O executivo, diz Sauer, atuou a favor dos interesses de produtores independentes de energia naquele momento e agora só se preocupa em perseguir o objetivo de maximização dos lucros da Petrobras, sem nenhum outro compromisso estratégico.

Ele cita a decisão da petroleira de reduzir o refino e estimular a importação de derivados. Manter o preço em alta é um grande negócio para os importadores privados, que garantem uma alta margem de lucro, explica.

O ex-diretor da Petrobras ressalta ainda que os escândalos de corrupção abalaram a confiança da sociedade na estatal e abriram caminho para a estratégia implantada pela atual diretoria, como se fosse a única opção legítima. “A escolha de Parente para comandar a empresa é muito emblemática”.

O custo de produção de petróleo na área do pré-sal, avalia, está em 10 dólares por barril, enquanto a cotação no mercado internacional gira neste momento na casa dos 80 dólares. O Brasil exporta um bilhão de barris por ano, o equivalente a cerca de 250 bilhões de reais. “É este valor que está em disputa por interesses legítimos, mas conflitantes. Entre os acionistas privados e os consumidores”.

Parente, diz Sauer, está amparado pela Lei do Petróleo de 1997, aprovada durante o governo FHC, que retirou o monopólio das mãos da Petrobras e determinou que os preços deveriam se adequar aos “custos de oportunidade”, ou, em outras palavras, às flutuações do mercado.

Ele só cumpre aquela lei, afirma o acadêmico, que os governos do PT não tiveram coragem de modificar, apesar dos inúmeros conselhos de quem se preocupa com a geopolítica do petróleo e o papel decisivo da commodity ao longo da história. “O Lula e a Dilma decidiram interferir na marra e essa postura desaguou em várias ações judiciais de acionistas minoritários”.

Segundo Sauer, a função da Cide, uma contribuição do domínio econômico sancionada em 2001, foi distorcida e deixou de servir para estabilizar o mercado de combustíveis.

O imposto, hoje tão criticado, acabou incorporado à conta do superávit primário, mas o objetivo de sua criação era possibilitar um equilíbrio dos preços internos diante das flutuações no mercado internacional.

Quando o valor do barril estivesse alto, a Cide seria reduzida ou zerada. Em situações inversas, ela subiria para remunerar a Petrobras e impedir que a queda brusca da gasolina e do diesel prejudicasse os produtores de etanol, combustível alternativo.

Sauer acredita que o uso correto, original, da contribuição impediria no futuro flutuações tão acentuadas dos preços. Desta forma, seria possível desempenhar um papel no desenvolvimento brasileiro sem prejudicar a remuneração dos detentores de ações da companhia.

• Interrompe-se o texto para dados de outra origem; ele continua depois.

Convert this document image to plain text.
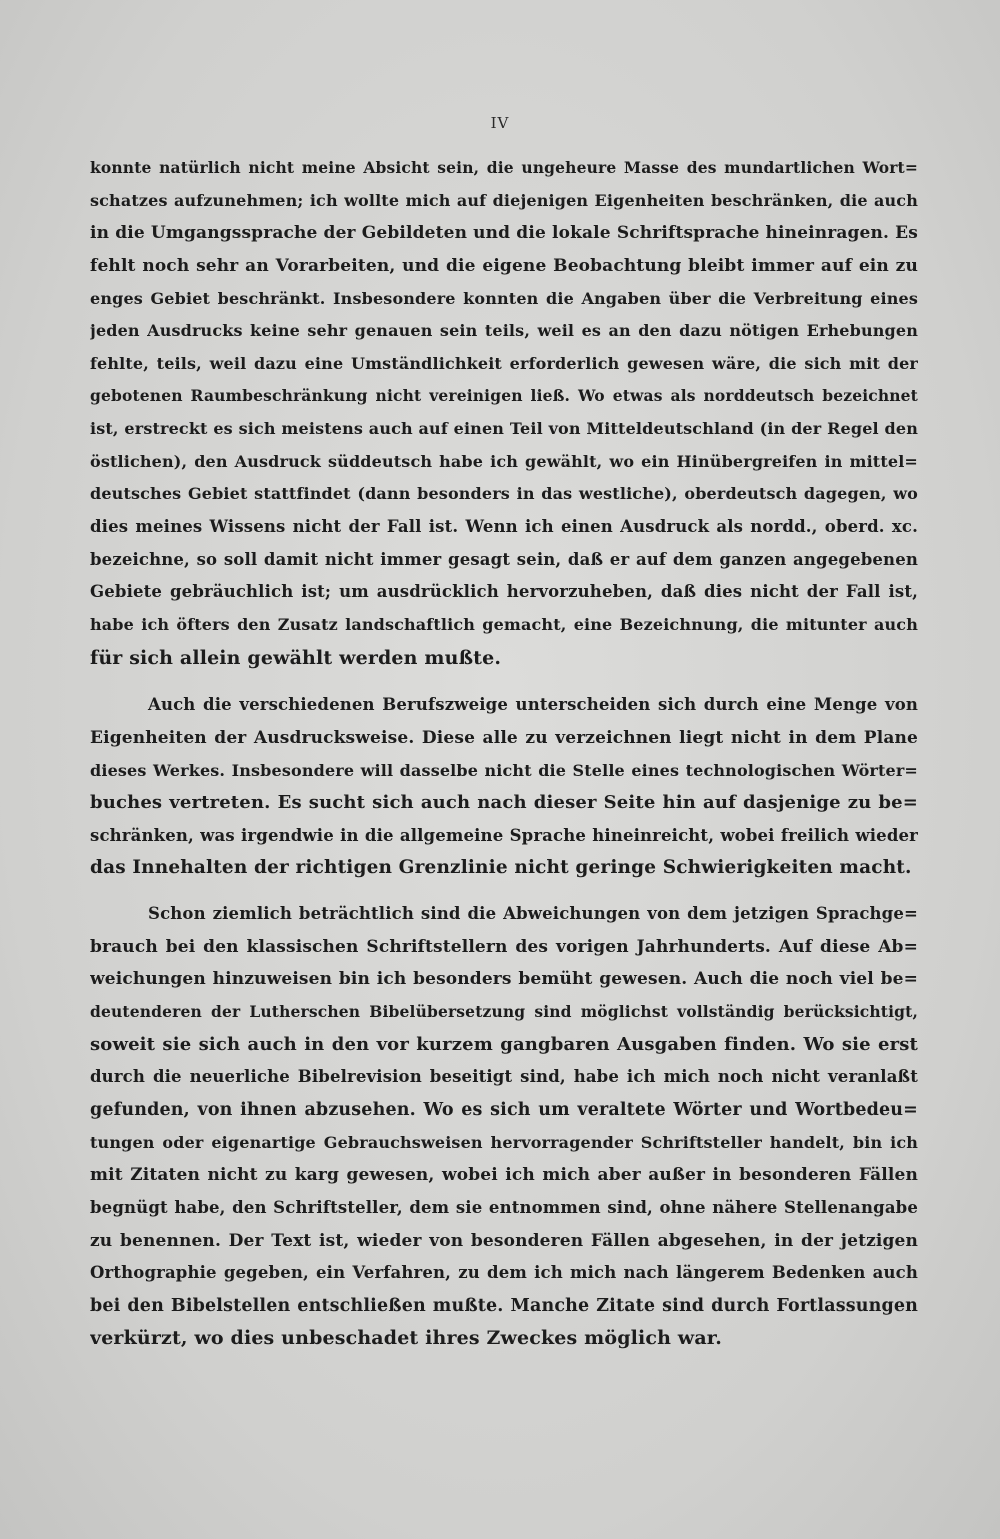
IV
konnte natürlich nicht meine Absicht sein, die ungeheure Masse des mundartlichen Wort=
schatzes aufzunehmen; ich wollte mich auf diejenigen Eigenheiten beschränken, die auch
in die Umgangssprache der Gebildeten und die lokale Schriftsprache hineinragen. Es
fehlt noch sehr an Vorarbeiten, und die eigene Beobachtung bleibt immer auf ein zu
enges Gebiet beschränkt. Insbesondere konnten die Angaben über die Verbreitung eines
jeden Ausdrucks keine sehr genauen sein teils, weil es an den dazu nötigen Erhebungen
fehlte, teils, weil dazu eine Umständlichkeit erforderlich gewesen wäre, die sich mit der
gebotenen Raumbeschränkung nicht vereinigen ließ. Wo etwas als norddeutsch bezeichnet
ist, erstreckt es sich meistens auch auf einen Teil von Mitteldeutschland (in der Regel den
östlichen), den Ausdruck süddeutsch habe ich gewählt, wo ein Hinübergreifen in mittel=
deutsches Gebiet stattfindet (dann besonders in das westliche), oberdeutsch dagegen, wo
dies meines Wissens nicht der Fall ist. Wenn ich einen Ausdruck als nordd., oberd. xc.
bezeichne, so soll damit nicht immer gesagt sein, daß er auf dem ganzen angegebenen
Gebiete gebräuchlich ist; um ausdrücklich hervorzuheben, daß dies nicht der Fall ist,
habe ich öfters den Zusatz landschaftlich gemacht, eine Bezeichnung, die mitunter auch
für sich allein gewählt werden mußte.
Auch die verschiedenen Berufszweige unterscheiden sich durch eine Menge von
Eigenheiten der Ausdrucksweise. Diese alle zu verzeichnen liegt nicht in dem Plane
dieses Werkes. Insbesondere will dasselbe nicht die Stelle eines technologischen Wörter=
buches vertreten. Es sucht sich auch nach dieser Seite hin auf dasjenige zu be=
schränken, was irgendwie in die allgemeine Sprache hineinreicht, wobei freilich wieder
das Innehalten der richtigen Grenzlinie nicht geringe Schwierigkeiten macht.
Schon ziemlich beträchtlich sind die Abweichungen von dem jetzigen Sprachge=
brauch bei den klassischen Schriftstellern des vorigen Jahrhunderts. Auf diese Ab=
weichungen hinzuweisen bin ich besonders bemüht gewesen. Auch die noch viel be=
deutenderen der Lutherschen Bibelübersetzung sind möglichst vollständig berücksichtigt,
soweit sie sich auch in den vor kurzem gangbaren Ausgaben finden. Wo sie erst
durch die neuerliche Bibelrevision beseitigt sind, habe ich mich noch nicht veranlaßt
gefunden, von ihnen abzusehen. Wo es sich um veraltete Wörter und Wortbedeu=
tungen oder eigenartige Gebrauchsweisen hervorragender Schriftsteller handelt, bin ich
mit Zitaten nicht zu karg gewesen, wobei ich mich aber außer in besonderen Fällen
begnügt habe, den Schriftsteller, dem sie entnommen sind, ohne nähere Stellenangabe
zu benennen. Der Text ist, wieder von besonderen Fällen abgesehen, in der jetzigen
Orthographie gegeben, ein Verfahren, zu dem ich mich nach längerem Bedenken auch
bei den Bibelstellen entschließen mußte. Manche Zitate sind durch Fortlassungen
verkürzt, wo dies unbeschadet ihres Zweckes möglich war.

O que tornou a disputa mais parelha entre os grevistas e o governo, avalia o professor da USP, é a capacidade dos caminhoneiros e das empresas do setor de parar o País. “O consumidor está à mercê da precariedade da matriz de transportes do Brasil. É um sistema caro e frágil, majoritariamente dependente dos caminhões e do uso do diesel”.